France | France, Cour d'appel de Rennes, 1ère chambre, 07 février 2017, 15/07265


1ère Chambre





ARRÊT N°76/2017



R.G : 15/07265













SA SAFER BRETAGNE



C/



Mme [Z] [F]

















Expertise















Copie exécutoire délivrée

le :



à :





RÉPUBLIQUE FRANÇAISE

AU NOM DU PEUPLE FRANÇAIS



COUR D'APPEL DE RENNES

ARRÊT DU 07 FÉVRIER 2017





COMPOSITION DE L

A COUR LORS DES DÉBATS ET DU DÉLIBÉRÉ :



Président : M. Xavier BEUZIT, Président,

Assesseur :M. Marc JANIN, Conseiller,

Assesseur : Mme Olivia JEORGER-LE GAC, Conseiller, entendue en son rapport



GREFFIER :



Mme Marie-Claude COURQUIN, lors des débats et lors du prononcé





DÉBATS :



A l'audience publique du 13 Décembre 20...

1ère Chambre

ARRÊT N°76/2017

R.G : 15/07265

SA SAFER BRETAGNE

C/

Mme [Z] [F]

Expertise

Copie exécutoire délivrée

le :

à :

RÉPUBLIQUE FRANÇAISE

AU NOM DU PEUPLE FRANÇAIS

COUR D'APPEL DE RENNES

ARRÊT DU 07 FÉVRIER 2017

COMPOSITION DE LA COUR LORS DES DÉBATS ET DU DÉLIBÉRÉ :

Président : M. Xavier BEUZIT, Président,

Assesseur :M. Marc JANIN, Conseiller,

Assesseur : Mme Olivia JEORGER-LE GAC, Conseiller, entendue en son rapport

GREFFIER :

Mme Marie-Claude COURQUIN, lors des débats et lors du prononcé

DÉBATS :

A l'audience publique du 13 Décembre 2016

ARRÊT :

contradictoire, prononcé publiquement le 07 Février 2017 par mise à disposition au greffe comme indiqué à l'issue des débats

****

APPELANTE :

SA SAFER BRETAGNE

[Adresse 1]

[Localité 1]

Représentée par Me Bertrand FAURE de la SELARL JURIS'ARMOR, avocat au barreau de SAINT-BRIEUC

INTIMÉE :

Mme [Z] [F]

née le [Date naissance 1] 1961 à [Localité 2] (29)

[Adresse 2]

[Localité 3]

Représentée par Me Daniel PRIGENT, avocat au barreau de SAINT-BRIEUC

Le 16 novembre 2005, à l'audience des criées du tribunal de grande instance de Quimper, Mme [Z] [F] a été déclarée adjudicataire des biens immobiliers appartenant à M. [E], soit 48 parcelles de terre pour une surface de 71 ha 71 a 61 ca, et deux maisons d'habitation cadastrées A [Cadastre 1] et A [Cadastre 2] sur la commune de [Localité 4], lieudit [Localité 5].

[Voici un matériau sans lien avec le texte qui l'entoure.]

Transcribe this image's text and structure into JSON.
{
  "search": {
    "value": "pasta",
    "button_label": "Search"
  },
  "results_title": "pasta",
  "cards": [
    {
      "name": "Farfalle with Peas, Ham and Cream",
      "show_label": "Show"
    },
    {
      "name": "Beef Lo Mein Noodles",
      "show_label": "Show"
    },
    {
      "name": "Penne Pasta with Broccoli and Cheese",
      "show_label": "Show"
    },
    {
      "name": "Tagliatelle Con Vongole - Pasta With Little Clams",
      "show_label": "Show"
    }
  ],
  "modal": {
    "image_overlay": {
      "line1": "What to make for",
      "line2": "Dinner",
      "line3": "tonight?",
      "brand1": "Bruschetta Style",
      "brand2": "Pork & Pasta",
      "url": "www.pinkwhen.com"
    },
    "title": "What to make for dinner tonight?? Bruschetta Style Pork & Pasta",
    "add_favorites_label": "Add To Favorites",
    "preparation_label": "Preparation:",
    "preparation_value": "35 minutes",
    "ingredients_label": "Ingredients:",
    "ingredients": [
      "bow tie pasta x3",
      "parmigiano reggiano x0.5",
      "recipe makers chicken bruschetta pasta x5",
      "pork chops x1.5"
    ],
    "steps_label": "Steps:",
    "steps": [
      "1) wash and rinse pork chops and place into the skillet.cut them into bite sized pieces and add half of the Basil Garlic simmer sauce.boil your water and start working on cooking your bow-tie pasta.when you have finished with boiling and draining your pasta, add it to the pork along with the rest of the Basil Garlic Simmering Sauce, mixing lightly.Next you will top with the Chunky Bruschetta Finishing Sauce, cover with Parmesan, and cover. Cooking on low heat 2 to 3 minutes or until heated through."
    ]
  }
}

Elle en a payé le prix, soit 196.000 euros, le 05 décembre 2005.

L'achat était destiné à reconstituer l'unité de son exploitation agricole, située à [Localité 6] sur des parcelles jouxtant la commune de [Localité 4], qui avait été scindée en deux par une voie de circulation.

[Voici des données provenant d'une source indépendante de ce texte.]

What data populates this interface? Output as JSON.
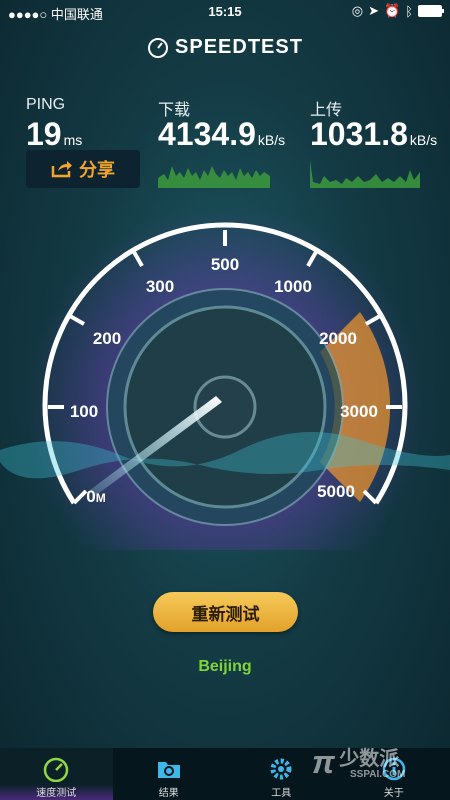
{
  "status_bar": {
    "carrier": "●●●●○ 中国联通",
    "time": "15:15"
  },
  "app": {
    "title": "SPEEDTEST"
  },
  "ping": {
    "label": "PING",
    "value": "19",
    "unit": "ms"
  },
  "download": {
    "label": "下载",
    "value": "4134.9",
    "unit": "kB/s"
  },
  "upload": {
    "label": "上传",
    "value": "1031.8",
    "unit": "kB/s"
  },
  "share": {
    "label": "分享"
  },
  "gauge": {
    "ticks": [
      "0",
      "100",
      "200",
      "300",
      "500",
      "1000",
      "2000",
      "3000",
      "5000"
    ],
    "unit_marker": "M",
    "needle_value": 0
  },
  "retest": {
    "label": "重新测试"
  },
  "server": {
    "name": "Beijing"
  },
  "tabs": [
    {
      "label": "速度测试",
      "icon": "gauge-icon",
      "active": true
    },
    {
      "label": "结果",
      "icon": "folder-icon",
      "active": false
    },
    {
      "label": "工具",
      "icon": "gear-icon",
      "active": false
    },
    {
      "label": "关于",
      "icon": "info-icon",
      "active": false
    }
  ],
  "watermark": {
    "text": "少数派",
    "sub": "SSPAI.COM"
  },
  "colors": {
    "accent": "#f3a52b",
    "server": "#7ed43a",
    "arc_upload": "#e8932f"
  }
}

Par délibérations des 06 et 15 décembre 2005, les communes de [Localité 4] et de [Localité 7] ont décidé d'acquérir les biens.

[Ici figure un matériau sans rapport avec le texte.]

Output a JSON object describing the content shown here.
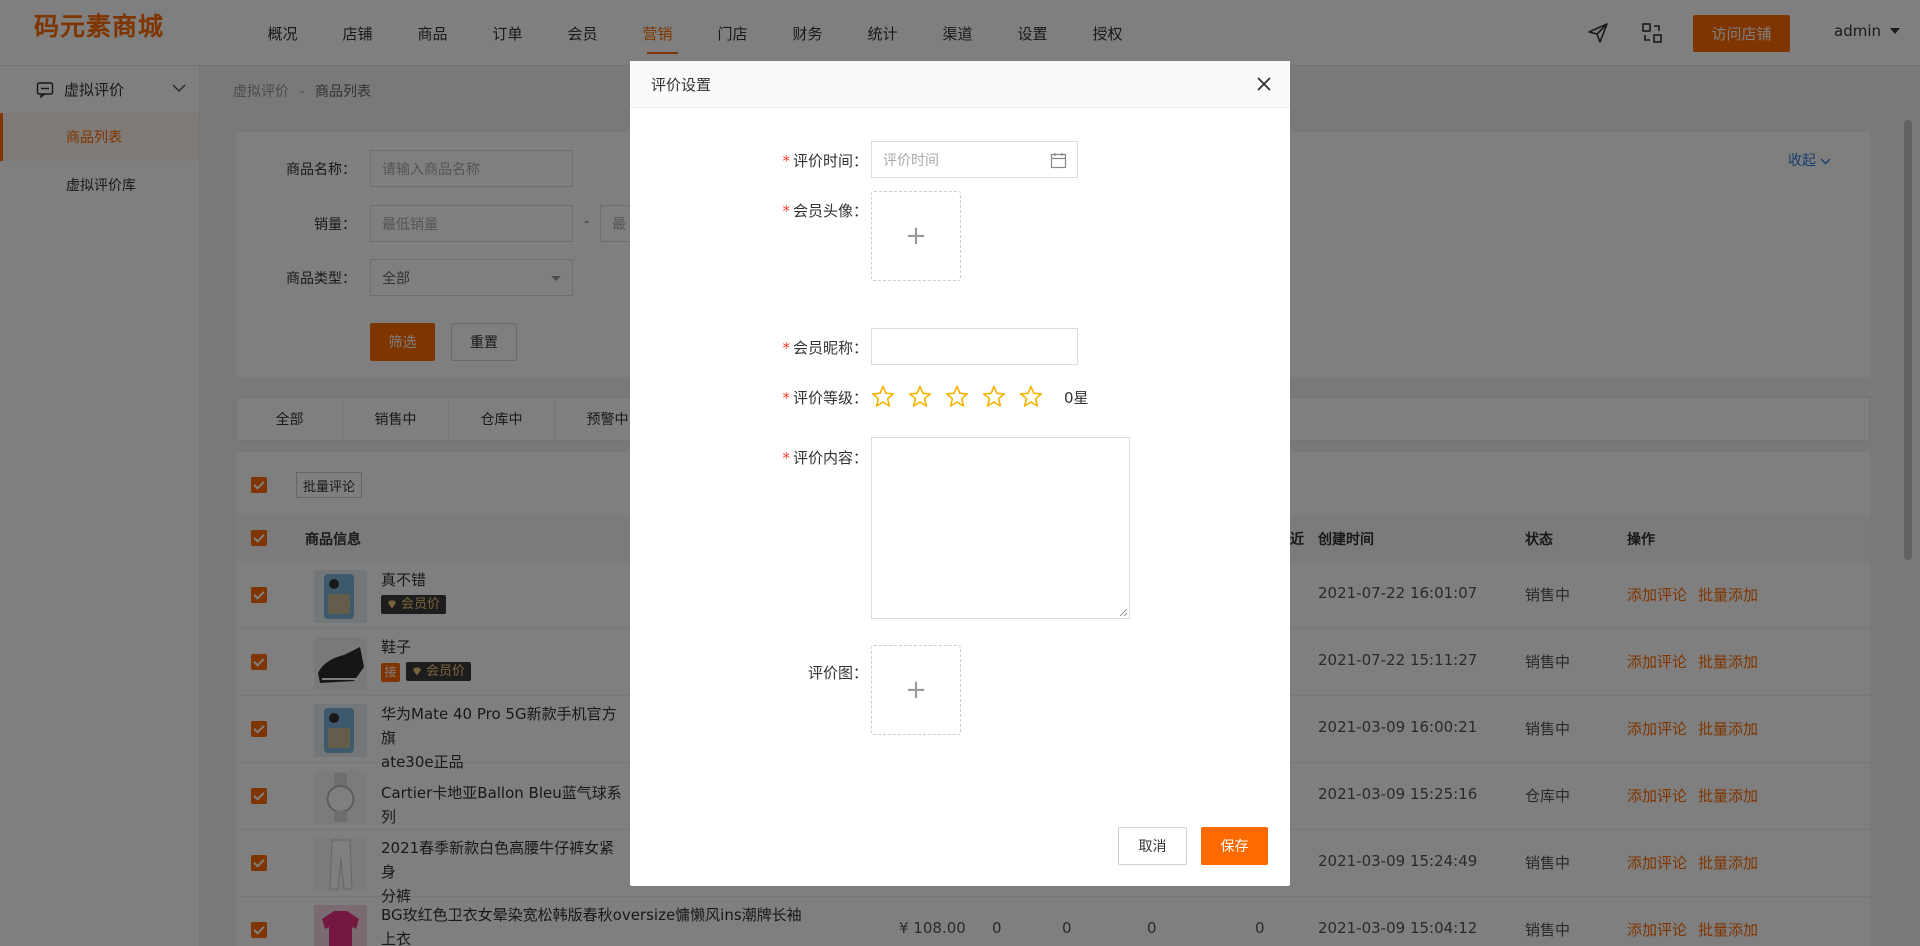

Le 16 décembre 2005, la SBAFER a signifié au greffe du tribunal de grande instance de Quimper qu'elle entendait exercer son droit de préemption afin de réaliser les objectifs suivants :

Agrandissement et amélioration de la répartition parcellaire,

Réalisation des projets de mise en valeur des paysages et de protection de l'environnement approuvés par l'Etat ou les collectivités locales.

Mme [F] a formulé des recours gracieux en annulation des délibérations devant chaque commune, puis, devant leur silence, a saisi le tribunal administratif pour demander l'annulation des délibérations.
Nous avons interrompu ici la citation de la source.